Caujolle: Eine Art, eine Distanz zur Welt zu markieren, die sich variabel und flüssig gestaltet, mit Rhythmen, die Raum für Interpretation lassen, während sie gleichzeitig eine sehr reale Präsenz zeitigt. Diese Fotografie gibt mir das Gefühl, durch die Welt zu streifen und auf Details, Ansichten und Perspektiven aufmerksam gemacht zu werden, die mich erstaunen, weil sie nicht meine gewohnten sind.

LFI: Was haben Sie sich vom Leica Oskar Barnack Award 2015 erwartet?

Caujolle: Dass er zeigt, dass die Fotografie weiterhin ein aussagekräftiges Instrument zur Erforschung und Befragung der Welt ist – was die ausgewählten Arbeiten und die Gewinner mehr als eingelöst haben. Der LOBP eignet sich sehr gut, die derzeitigen Herausforderungen der Fotografie, ihren Reichtum und ihre Vielfalt zu beobachten. Ich habe Arbeiten aus aller Herren Länder entdeckt, die ich noch nicht kannte. Fotografen haben mir ihre Fähigkeit unter Beweis gestellt, die Struktur ihres Ansatzes durch eine akkurate Selektion aufzuzeigen.

LFI: Unterscheiden Sie zwischen klassischer Bildreportage und freien künstlerischen Arbeiten?

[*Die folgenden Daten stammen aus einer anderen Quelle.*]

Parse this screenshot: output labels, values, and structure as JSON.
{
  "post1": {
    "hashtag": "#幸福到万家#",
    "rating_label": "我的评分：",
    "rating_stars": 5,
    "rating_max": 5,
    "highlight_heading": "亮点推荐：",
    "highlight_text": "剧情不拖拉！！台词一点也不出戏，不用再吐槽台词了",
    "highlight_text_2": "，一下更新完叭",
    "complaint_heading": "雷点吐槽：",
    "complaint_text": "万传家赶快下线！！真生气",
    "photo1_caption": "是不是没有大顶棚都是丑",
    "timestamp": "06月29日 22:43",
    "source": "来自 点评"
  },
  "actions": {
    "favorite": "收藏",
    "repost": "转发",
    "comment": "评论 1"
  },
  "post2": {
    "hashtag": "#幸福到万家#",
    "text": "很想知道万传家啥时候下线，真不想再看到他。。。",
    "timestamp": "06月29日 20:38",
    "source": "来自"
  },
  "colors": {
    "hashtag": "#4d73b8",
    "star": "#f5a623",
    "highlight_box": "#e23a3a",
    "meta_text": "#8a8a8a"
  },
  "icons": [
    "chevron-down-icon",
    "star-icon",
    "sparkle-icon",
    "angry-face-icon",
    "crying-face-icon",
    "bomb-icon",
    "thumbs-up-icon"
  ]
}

Caujolle: Ich mache da keinen Unterschied, das ist kein Kriterium für mich. Die Unterscheidung zwischen Reportage und Kunst, die schon immer die Wahrnehmung und die Positionierung ganzer Teile der Dokumentarfotografie beeinträchtigt hat, behagt mir nicht. Cartier  Bresson ist unzweifelhaft ein Künstler, der, aus vielfältigen Gründen, Reportagen gemacht hat und sie in den größten Magazinen der Zeit veröffentlicht hat. Na und? Die besten Reportagen, die, die mich am meisten berührt haben, sind immer jene gewesen, in denen die Fotografien in der Lage waren, mir Emotionen, Gefühle, Subjektivität zu vermitteln.

LFI: Sehen Sie den LOBP-Ansatz einer „journalistischen Fotografie mit humanistischen Anspruch“ umgesetzt?

Caujolle: Der Begriff des Humanismus und mehr noch seine fotografische Umsetzung haben sich im letzten Vierteljahrhundert stark gewandelt. Wir haben zu viele Arbeiten gesehen, die, von guten Vorsätzen getrieben, nur Klischees wiederholt haben. Jeder ist von dem Bild eines hungernden Kindes in Afrika betroffen. Aber was ändert das? In unserem Leben gibt es so viele Bilder, die wir nicht mehr entziffern können, sodass wir – Fotografen wie Bildnutzer – extrem vorsichtig und genau in unserer Praxis, unserer Auswahl sein müssen. Vielleicht besteht heute der wahre Humanismus darin, sich nicht nur selbst die richtigen Fragen im richtigen Moment zu stellen, sondern den Politikern, die dafür da sein müssten, die Probleme zu lösen, die ein Künstler nicht lösen kann. Das können wir tun, indem wir voraussehen, warnen. Und genau dabei entfaltet die formale Auswahl ihre volle Bedeutung. Es gibt eine tiefe und dialektische Beziehung zwischen Ethik, Ästhetik und Politik im Sinne einer richtigen Ordnung des Lebens im Gemeinwesen.

LFI: Sie haben einen Wunsch an die zukünftigen Bewerber frei …

Caujolle: Überrascht mich weiter, so wie ihr es in den letzten 35 Jahren getan habt!

Christian Caujolle

Nach seinem Studium war der 1953 geborene Christian Caujolle leitender Fotoredakteur bei der „Libération“. 1986 gründete er die Fotoagentur Agence VU und 1998 eine Galerie gleichen Namens. Er war 1997 künstlerischer Leiter für Rencontres d’Arles und Mitglied in vielen internationalen Jurys. Außerdem hat er mehrere Bücher veröffentlicht. Christian Caujolle unterrichtet derzeit an der École Nationale Supérieure Louis Lumière, schreibt für Fotobücher, ist künstlerischer Leiter verschiedener Fotofestivals und unabhängiger Kurator zahlreicher Ausstellungen. Darüber hinaus ist er als Kolumnist tätig, veröffentlicht Portfolios, arbeitet mit verschiedenen internationalen Druckmedien zusammen und gibt regelmäßig Workshops.